I see error Cannot read properties of null (reading 'value')
when the first call is made, and every call after succeeds as long as the entry in the database hasnt been deleted for that key.
Is this a bug with the rate limiter that isnt handling null from the value properly on the first call, it should expect that the first call will not have any entry in the database.
edit: adding context
TypeError: Cannot read properties of null (reading 'value')
at RateLimiterMongo._getRateLimiterRes (node_modules\rate-limiter-flexible\lib\RateLimiterMongo.js:118:23)
at RateLimiterMongo._afterConsume (node_modules\rate-limiter-flexible\lib\RateLimiterStoreAbstract.js:51:22)
at node_modules\rate-limiter-flexible\lib\RateLimiterStoreAbstract.js:205:16
at processTicksAndRejections (node:internal/process/task_queues:95:5)

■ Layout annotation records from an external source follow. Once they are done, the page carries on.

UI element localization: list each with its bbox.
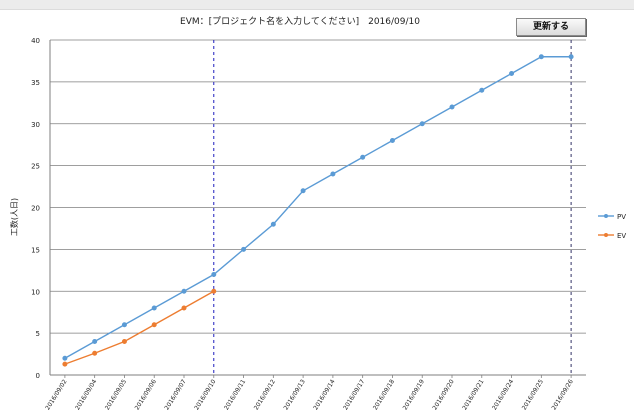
legend-label-ev: EV <box>617 232 626 240</box>
data-point-pv <box>538 54 544 60</box>
y-tick-label: 35 <box>31 79 40 87</box>
data-point-pv <box>568 54 574 60</box>
legend-label-pv: PV <box>617 213 626 221</box>
y-tick-label: 15 <box>31 246 40 254</box>
y-tick-label: 10 <box>31 288 40 296</box>
y-tick-label: 40 <box>31 37 40 45</box>
data-point-pv <box>62 355 68 361</box>
y-tick-label: 5 <box>36 330 40 338</box>
x-tick-label: 2016/09/04 <box>74 378 98 411</box>
x-tick-label: 2016/09/12 <box>253 378 277 411</box>
legend-marker-ev <box>604 233 608 237</box>
y-tick-label: 25 <box>31 163 40 171</box>
data-point-pv <box>509 71 515 76</box>
data-point-pv <box>241 246 247 252</box>
x-tick-label: 2016/09/07 <box>163 378 187 411</box>
x-tick-label: 2016/09/05 <box>104 378 128 411</box>
data-point-pv <box>121 322 127 328</box>
data-point-pv <box>151 305 157 311</box>
data-point-pv <box>211 272 217 277</box>
x-tick-label: 2016/09/24 <box>491 378 515 411</box>
data-point-pv <box>330 171 336 177</box>
x-tick-label: 2016/09/14 <box>312 378 336 411</box>
x-tick-label: 2016/09/11 <box>223 378 247 411</box>
series-line-pv <box>64 56 572 359</box>
data-point-pv <box>479 87 485 93</box>
data-point-ev <box>92 350 98 356</box>
data-point-ev <box>121 339 127 344</box>
chart-title: EVM：[プロジェクト名を入力してください] 2016/09/10 <box>180 17 420 27</box>
x-tick-label: 2016/09/26 <box>551 378 575 411</box>
x-tick-label: 2016/09/21 <box>461 378 485 411</box>
data-point-ev <box>62 361 68 367</box>
x-tick-label: 2016/09/20 <box>431 378 455 411</box>
data-point-pv <box>92 339 98 344</box>
series-line-ev <box>64 290 215 365</box>
y-tick-label: 30 <box>31 121 40 129</box>
data-point-pv <box>181 288 187 294</box>
x-tick-label: 2016/09/06 <box>134 378 158 411</box>
x-tick-label: 2016/09/18 <box>372 378 396 411</box>
x-tick-label: 2016/09/25 <box>521 378 545 411</box>
data-point-pv <box>419 121 425 127</box>
window-top-border <box>0 0 634 10</box>
data-point-ev <box>181 305 187 311</box>
legend-marker-pv <box>604 214 608 218</box>
data-point-pv <box>270 221 276 227</box>
x-tick-label: 2016/09/17 <box>342 378 366 411</box>
data-point-pv <box>300 188 306 194</box>
x-tick-label: 2016/09/13 <box>283 378 307 411</box>
x-tick-label: 2016/09/19 <box>402 378 426 411</box>
data-point-pv <box>360 154 366 160</box>
data-point-pv <box>389 138 395 143</box>
x-tick-label: 2016/09/10 <box>193 378 217 411</box>
y-axis-label: 工数(人日) <box>10 197 19 237</box>
x-tick-label: 2016/09/02 <box>44 378 68 411</box>
update-button[interactable]: 更新する <box>516 18 586 36</box>
data-point-pv <box>449 104 455 110</box>
y-tick-label: 20 <box>31 205 40 213</box>
y-tick-label: 0 <box>36 372 40 380</box>
data-point-ev <box>151 322 157 328</box>
data-point-ev <box>211 288 217 294</box>
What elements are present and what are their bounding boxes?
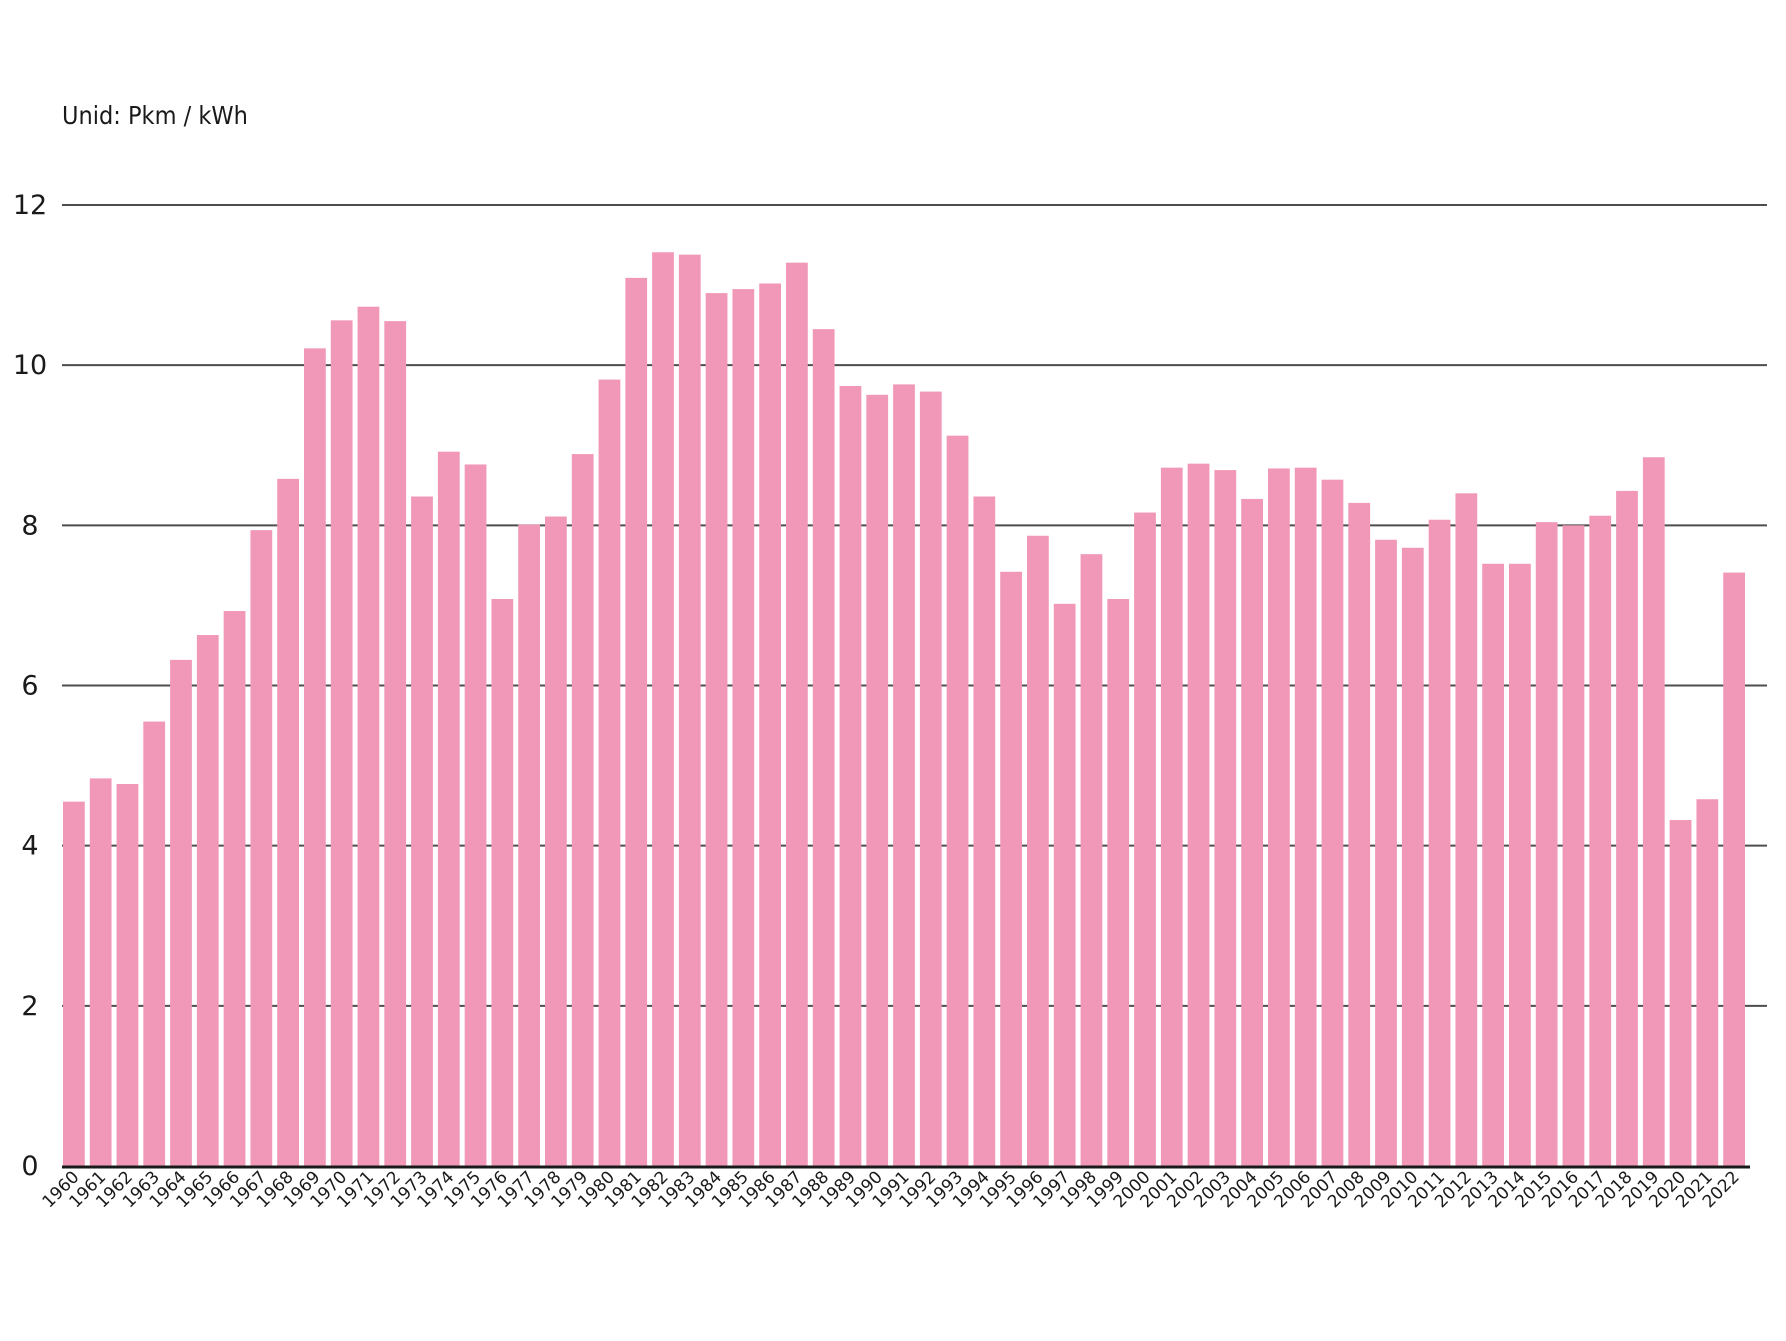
bar-1997 — [1053, 603, 1076, 1166]
bar-1980 — [598, 379, 621, 1167]
bar-1998 — [1080, 554, 1103, 1166]
bar-2006 — [1294, 467, 1317, 1166]
bar-1995 — [1000, 571, 1022, 1166]
bar-1977 — [518, 524, 540, 1166]
bar-2021 — [1696, 799, 1719, 1166]
y-axis-ticks: 0 2 4 6 8 10 12 — [13, 190, 47, 1182]
bar-1990 — [866, 394, 889, 1166]
bar-1982 — [652, 252, 674, 1166]
y-tick-label: 2 — [21, 991, 38, 1022]
y-tick-label: 6 — [21, 671, 38, 702]
bar-1999 — [1107, 599, 1130, 1166]
bar-1981 — [625, 277, 648, 1166]
y-tick-label: 8 — [21, 510, 38, 541]
bar-1988 — [812, 329, 835, 1166]
bar-2001 — [1160, 467, 1183, 1166]
bar-2012 — [1455, 493, 1478, 1166]
bar-1978 — [545, 516, 567, 1166]
bar-1979 — [571, 454, 594, 1166]
bar-1963 — [143, 721, 166, 1166]
bar-1964 — [170, 659, 192, 1166]
bar-1966 — [223, 611, 246, 1166]
x-axis-ticks: 1960196119621963196419651966196719681969… — [39, 1167, 1744, 1212]
bar-1961 — [89, 778, 112, 1166]
bar-2010 — [1401, 547, 1424, 1166]
bar-2011 — [1428, 519, 1451, 1166]
unit-label: Unid: Pkm / kWh — [62, 101, 248, 130]
bar-2004 — [1241, 498, 1263, 1166]
bars — [63, 252, 1745, 1167]
bar-2002 — [1187, 463, 1210, 1166]
bar-2015 — [1535, 522, 1558, 1166]
bar-1992 — [919, 391, 942, 1167]
bar-1993 — [946, 435, 969, 1166]
bar-1987 — [786, 262, 808, 1166]
bar-1968 — [277, 478, 299, 1166]
bar-2000 — [1134, 512, 1156, 1166]
bar-1986 — [759, 283, 781, 1167]
bar-1960 — [63, 801, 85, 1166]
bar-1971 — [357, 306, 380, 1167]
bar-2020 — [1669, 820, 1692, 1166]
bar-2007 — [1321, 479, 1344, 1166]
bar-2003 — [1214, 470, 1237, 1167]
bar-2008 — [1348, 502, 1371, 1166]
bar-1970 — [330, 320, 353, 1166]
bar-1972 — [384, 321, 407, 1166]
bar-1969 — [304, 348, 326, 1167]
bar-1991 — [893, 384, 915, 1166]
bar-1984 — [705, 293, 728, 1167]
bar-2022 — [1723, 572, 1745, 1166]
bar-2018 — [1616, 490, 1638, 1166]
bar-2017 — [1589, 515, 1612, 1166]
bar-1967 — [250, 530, 273, 1166]
y-tick-label: 0 — [21, 1151, 38, 1182]
bar-2009 — [1375, 539, 1397, 1166]
bar-1975 — [464, 464, 487, 1167]
bar-2013 — [1482, 563, 1504, 1166]
y-tick-label: 12 — [13, 190, 47, 221]
bar-1976 — [491, 599, 514, 1166]
bar-1973 — [411, 496, 433, 1166]
bar-1994 — [973, 496, 996, 1166]
bar-1996 — [1027, 535, 1049, 1166]
bar-2014 — [1509, 563, 1531, 1166]
bar-2016 — [1562, 525, 1585, 1166]
bar-1985 — [732, 289, 755, 1167]
y-tick-label: 10 — [13, 350, 47, 381]
bar-1965 — [196, 635, 219, 1166]
bar-2005 — [1268, 468, 1290, 1167]
bar-2019 — [1642, 457, 1665, 1166]
bar-1962 — [116, 784, 139, 1166]
y-tick-label: 4 — [21, 831, 38, 862]
bar-1974 — [437, 451, 460, 1166]
bar-1983 — [678, 254, 701, 1166]
bar-1989 — [839, 385, 862, 1166]
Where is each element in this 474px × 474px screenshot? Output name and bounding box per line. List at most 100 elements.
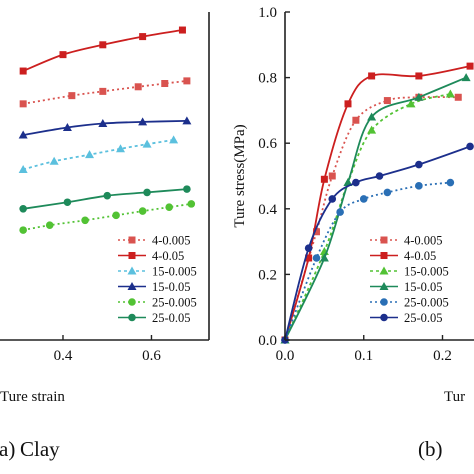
left-series-4-0_05-point [178,26,186,34]
left-legend-swatch-marker [127,282,137,290]
left-series-15-0_05-point [62,122,72,131]
left-series-4-0_005-point [183,77,191,85]
left-series-4-0_05-point [59,51,67,59]
left-series-15-0_005-point [142,139,152,148]
right-series-15-0_05-point [461,73,471,82]
left-series-15-0_005 [18,135,179,173]
right-legend-swatch-marker [379,282,389,290]
left-series-15-0_005-point [116,144,126,153]
right-y-tick-label: 0.8 [258,71,277,87]
left-legend-label: 15-0.05 [152,280,191,294]
left-series-25-0_05-point [143,188,151,197]
left-series-4-0_05-point [139,33,147,41]
left-caption-text: Clay [20,437,60,461]
right-series-25-0_05-point [415,160,423,169]
left-series-25-0_05-line [23,188,187,210]
left-series-25-0_005-point [138,207,147,215]
left-caption-prefix: (a) [0,437,15,461]
right-legend-label: 25-0.005 [404,296,449,310]
left-series-25-0_005-point [187,200,196,208]
left-legend-item: 4-0.005 [118,234,191,248]
left-series-15-0_05-point [138,117,148,126]
left-series-25-0_005-point [165,203,173,211]
right-plot-area [280,62,474,344]
right-legend-item: 4-0.005 [370,234,443,248]
right-series-4-0_05-point [415,72,423,80]
right-series-15-0_005-point [367,125,377,134]
right-series-4-0_05-point [320,175,328,183]
left-series-25-0_05-point [103,191,112,200]
right-legend-label: 4-0.05 [404,249,436,263]
left-series-15-0_005-point [169,135,179,144]
left-series-4-0_005-point [134,83,142,91]
right-series-15-0_05-point [367,112,377,121]
left-series-25-0_05-point [63,198,72,207]
right-legend-label: 15-0.005 [404,265,449,279]
right-series-15-0_05-point [319,253,329,262]
left-series-15-0_05 [18,116,192,139]
left-series-4-0_05-point [19,67,27,75]
left-legend-label: 15-0.005 [152,265,197,279]
left-series-25-0_05 [19,185,191,213]
left-x-tick-label: 0.6 [142,348,161,364]
left-x-tick-label: 0.4 [54,348,73,364]
left-series-4-0_05 [19,26,186,75]
right-y-tick-label: 1.0 [258,5,277,21]
right-legend-swatch-marker [380,252,388,259]
right-series-25-0_05-point [466,142,474,151]
right-x-tick-label: 0.2 [433,348,452,364]
right-series-4-0_005-point [383,97,391,105]
left-series-4-0_005-point [161,80,169,88]
right-series-15-0_005-point [445,89,455,98]
left-series-15-0_05-point [182,116,192,125]
right-legend-item: 15-0.05 [370,280,443,294]
right-y-tick-label: 0.4 [258,202,277,218]
left-legend-swatch-marker [128,313,136,322]
right-series-25-0_005-point [336,208,344,216]
right-legend-item: 25-0.05 [370,311,443,325]
right-y-tick-label: 0.6 [258,136,277,152]
right-series-4-0_005-point [352,116,360,124]
right-x-tick-label: 0.1 [354,348,373,364]
right-legend-label: 4-0.005 [404,234,443,248]
right-axes: 0.0 0.1 0.2 0.0 0.2 0.4 0.6 0.8 1.0 [258,5,474,364]
right-legend-swatch-marker [380,236,388,244]
left-series-25-0_05-point [19,205,27,213]
right-legend-label: 25-0.05 [404,311,443,325]
right-series-25-0_005-point [359,195,368,203]
right-y-tick-label: 0.2 [258,267,277,283]
right-caption: (b) [418,437,443,461]
right-series-4-0_005-point [454,93,462,101]
left-legend-item: 4-0.05 [118,249,184,263]
left-legend-item: 15-0.005 [118,265,197,279]
left-caption: (a) Clay [0,437,60,461]
left-legend-label: 4-0.05 [152,249,184,263]
left-legend-swatch-marker [128,236,136,244]
left-legend-swatch-marker [127,266,137,275]
right-legend-item: 4-0.05 [370,249,436,263]
left-series-4-0_005-point [19,100,27,108]
right-legend-label: 15-0.05 [404,280,443,294]
left-series-25-0_005 [19,200,196,234]
left-series-4-0_005 [19,77,191,108]
right-series-25-0_05-point [352,178,360,187]
left-series-4-0_05-point [99,41,107,49]
left-legend-item: 15-0.05 [118,280,191,294]
left-legend-label: 25-0.005 [152,296,197,310]
left-series-25-0_005-point [112,211,120,220]
right-series-25-0_005-point [446,178,455,187]
right-series-25-0_005-point [415,182,423,190]
right-legend-swatch-marker [380,313,388,322]
right-x-axis-label: Tur [444,389,465,405]
left-series-25-0_05-point [183,185,191,193]
left-series-15-0_005-point [49,156,59,165]
right-series-25-0_05 [281,142,474,344]
right-y-axis-label: Ture stress(MPa) [232,124,248,227]
left-x-axis-label: Ture strain [0,389,65,405]
left-legend-swatch-marker [128,252,136,259]
left-plot-area [18,26,196,234]
right-series-4-0_005-point [313,228,320,236]
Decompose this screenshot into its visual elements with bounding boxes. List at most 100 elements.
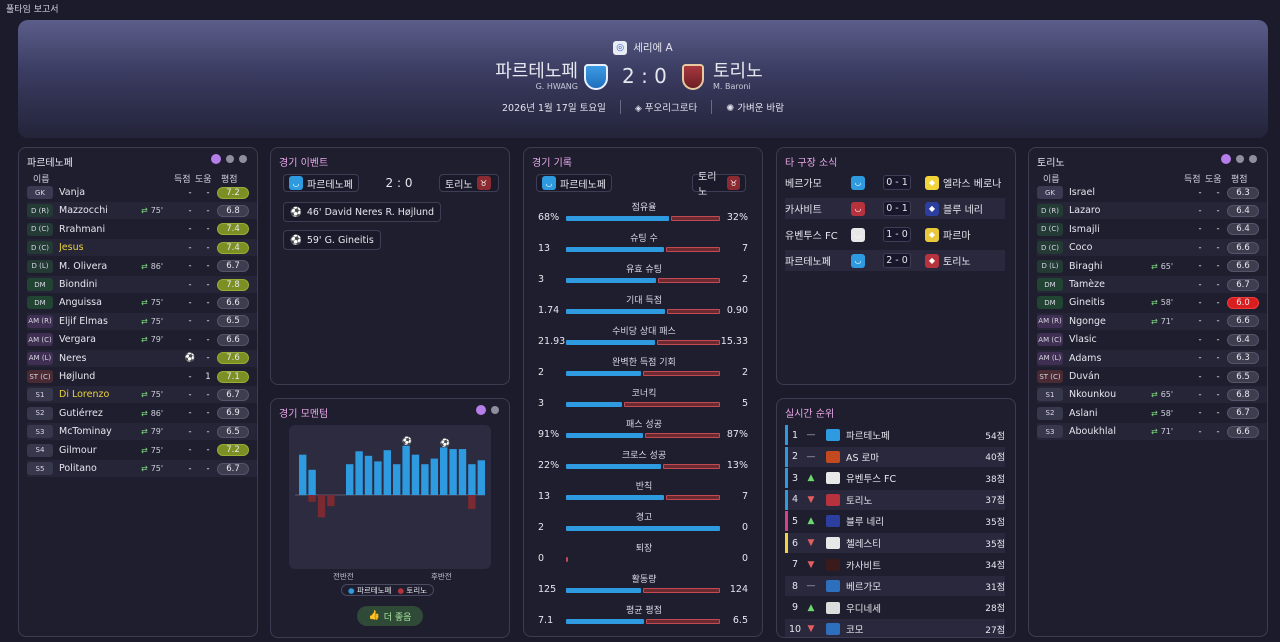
home-team-name: 파르테노페 [495,61,578,82]
player-row[interactable]: AM (L) Neres ⚽ -7.6 [27,349,257,367]
result-away-team: 토리노 [943,257,971,268]
standings-row[interactable]: 9 ▲ 우디네세 28점 [785,598,1005,618]
player-name: Biraghi [1069,260,1103,272]
match-info: 2026년 1월 17일 토요일 ◈ 푸오리그로타 ✺ 가벼운 바람 [18,100,1268,114]
points: 37점 [985,496,1005,507]
goals: - [188,261,192,272]
player-row[interactable]: S2 Gutiérrez ⇄ 86' - -6.9 [27,405,257,422]
dot-icon[interactable] [1249,155,1257,163]
rank: 1 [791,429,799,441]
player-row[interactable]: S3 McTominay ⇄ 79' - -6.5 [27,423,257,441]
assists: - [206,445,210,456]
player-row[interactable]: D (C) Jesus - -7.4 [27,239,257,257]
player-row[interactable]: S4 Gilmour ⇄ 75' - -7.2 [27,442,257,459]
player-row[interactable]: S5 Politano ⇄ 75' - -6.7 [27,460,257,477]
stat-home-value: 22% [538,460,560,471]
panel-options[interactable] [211,154,247,164]
result-score: 0 - 1 [883,175,911,190]
player-row[interactable]: DM Tamèze - -6.7 [1037,276,1267,293]
player-name: Gutiérrez [59,407,103,419]
substitution: ⇄ 58' [1151,409,1191,418]
player-row[interactable]: D (C) Coco - -6.6 [1037,239,1267,257]
player-row[interactable]: AM (R) Eljif Elmas ⇄ 75' - -6.5 [27,312,257,330]
points: 40점 [985,453,1005,464]
player-row[interactable]: S1 Nkounkou ⇄ 65' - -6.8 [1037,386,1267,404]
momentum-home-bar [374,461,382,495]
position-badge: AM (R) [1037,314,1063,328]
player-row[interactable]: D (L) Biraghi ⇄ 65' - -6.6 [1037,258,1267,275]
player-row[interactable]: S1 Di Lorenzo ⇄ 75' - -6.7 [27,386,257,404]
sub-minute: 86' [150,408,164,418]
player-row[interactable]: D (C) Ismajli - -6.4 [1037,221,1267,238]
player-row[interactable]: S2 Aslani ⇄ 58' - -6.7 [1037,405,1267,422]
event-text: 46' David Neres R. Højlund [306,206,435,218]
home-crest-icon: ◡ [542,176,556,190]
standings-row[interactable]: 1 — 파르테노페 54점 [785,425,1005,445]
stat-name: 기대 득점 [626,296,662,306]
player-row[interactable]: D (C) Rrahmani - -7.4 [27,221,257,238]
stat-name: 완벽한 득점 기회 [612,358,676,368]
stat-home-value: 2 [538,367,545,378]
player-row[interactable]: DM Gineitis ⇄ 58' - -6.0 [1037,294,1267,311]
standings-row[interactable]: 3 ▲ 유벤투스 FC 38점 [785,468,1005,489]
event-item[interactable]: ⚽ 46' David Neres R. Højlund [283,202,442,222]
dot-icon[interactable] [491,406,499,414]
player-row[interactable]: D (L) M. Olivera ⇄ 86' - -6.7 [27,258,257,275]
panel-options[interactable] [1221,154,1257,164]
rating-badge: 6.6 [1227,425,1259,438]
dot-icon[interactable] [1236,155,1244,163]
player-row[interactable]: AM (C) Vergara ⇄ 79' - -6.6 [27,331,257,348]
stat-away-value: 124 [729,584,748,595]
stat-home-bar [566,278,656,283]
color-dot-icon[interactable] [1221,154,1231,164]
standings-row[interactable]: 5 ▲ 블루 네리 35점 [785,511,1005,532]
stat-away-bar [657,340,720,345]
player-row[interactable]: S3 Aboukhlal ⇄ 71' - -6.6 [1037,423,1267,441]
like-button[interactable]: 👍 더 좋음 [357,606,423,626]
standings-row[interactable]: 6 ▼ 첼레스티 35점 [785,533,1005,553]
color-dot-icon[interactable] [476,405,486,415]
assists: - [1216,316,1220,327]
result-row[interactable]: 베르가모 ◡ 0 - 1 ◆ 엘라스 베로나 [785,172,1005,193]
stat-home-bar [566,433,643,438]
result-row[interactable]: 카사비트 ◡ 0 - 1 ◆ 블루 네리 [785,198,1005,219]
dot-icon[interactable] [226,155,234,163]
result-row[interactable]: 파르테노페 ◡ 2 - 0 ◆ 토리노 [785,250,1005,271]
event-item[interactable]: ⚽ 59' G. Gineitis [283,230,381,250]
player-row[interactable]: DM Biondini - -7.8 [27,276,257,293]
standings-row[interactable]: 4 ▼ 토리노 37점 [785,489,1005,510]
goal-icon: ⚽ [290,234,302,246]
player-row[interactable]: GK Vanja - -7.2 [27,184,257,201]
result-row[interactable]: 유벤투스 FC ◡ 1 - 0 ◆ 파르마 [785,224,1005,245]
result-home-team: 카사비트 [785,205,822,216]
player-row[interactable]: D (R) Lazaro - -6.4 [1037,202,1267,220]
standings-row[interactable]: 2 — AS 로마 40점 [785,446,1005,467]
player-row[interactable]: AM (C) Vlasic - -6.4 [1037,331,1267,348]
standings-row[interactable]: 8 — 베르가모 31점 [785,576,1005,597]
player-row[interactable]: D (R) Mazzocchi ⇄ 75' - -6.8 [27,202,257,220]
substitution: ⇄ 79' [141,427,181,436]
team-name: 카사비트 [846,560,881,572]
player-row[interactable]: AM (L) Adams - -6.3 [1037,349,1267,367]
standings-row[interactable]: 7 ▼ 카사비트 34점 [785,555,1005,575]
momentum-options[interactable] [476,405,499,415]
standings-row[interactable]: 10 ▼ 코모 27점 [785,619,1005,637]
player-row[interactable]: AM (R) Ngonge ⇄ 71' - -6.6 [1037,312,1267,330]
team-name: 블루 네리 [846,517,884,529]
player-row[interactable]: ST (C) Højlund - 1 7.1 [27,368,257,385]
dot-icon[interactable] [239,155,247,163]
stat-away-bar [658,278,720,283]
player-row[interactable]: DM Anguissa ⇄ 75' - -6.6 [27,294,257,311]
stat-away-bar [663,464,720,469]
color-dot-icon[interactable] [211,154,221,164]
player-name: Israel [1069,187,1095,198]
substitution: ⇄ 75' [141,317,181,326]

using rate limiter with the following setup
const opts: IRateLimiterMongoOptions = {
storeClient: db, // await mongoose.connect(uri).then((res) => res.connection)
points: 3,
duration: 5,
tableName: 'rate-limiter',
};
rateLimiter = new RateLimiterMongo(opts);
"mongoose": "^8.0.1",
"mongodb": "^6.2.0",
@animir for vis
I have encountered the same error mentioned by @o-ali . My rate limiter middleware looks like this:
const mongoConn = mongoose.connection;
const options = new RateLimiterMongo({
storeClient: mongoConn,
dbName: ENV.DATABASE_NAME,
keyPrefix: "middleware",
points: 2, // 10 requests
duration: 1, // per 1 second by IP
tableName: "rate_limits", // Name of the collection to use for storing rate limit data
});
const rateLimiterMiddleware = async (req, res, next) => {
try {
const rateLimiterRes = await options.consume(req.ip); // Consume 1 point for each request
log.debug("RateLimit-Limit Response .....");
console.log(rateLimiterRes);
res.setHeader("Retry-After", rateLimiterRes.msBeforeNext / 1000);
res.setHeader("X-RateLimit-Limit", options.points);
res.setHeader("X-RateLimit-Remaining", rateLimiterRes.remainingPoints);
res.setHeader("X-RateLimit-Reset", new Date(Date.now() + rateLimiterRes.msBeforeNext).toISOString());
next();
// eslint-disable-next-line unicorn/catch-error-name
} catch (rateLimiterRes) {
if (rateLimiterRes instanceof RateLimiterRes) {
log.warning("RateLimit-Limit Error .....");
console.log(rateLimiterRes);
res.setHeader("Retry-After", rateLimiterRes.msBeforeNext / 1000);
res.setHeader("X-RateLimit-Limit", options.points);
res.setHeader("X-RateLimit-Remaining", rateLimiterRes.remainingPoints);
res.setHeader("X-RateLimit-Reset", new Date(Date.now() + rateLimiterRes.msBeforeNext).toISOString());
log.error("rate-limiter-flexible : ", "Too Many Requests");
res.status(429).send("Too Many Requests");
} else {
// Handle other types of errors
console.error(rateLimiterRes);
res.status(500).send("Internal Server Error");
}
}
};
module.exports = rateLimiterMiddleware;
my issue was fixed in 4.0.1, see: https://github.com/animir/node-rate-limiter-flexible/issues/251.
Getting an error issue with ratelimiter, this error happens once if the IP connects for the first time and any subsequent connection the rate-limiter will work correctly.
I am using mongoose 6.5.3 under serverless instance, (do note that this issue also occurs on shared instances.)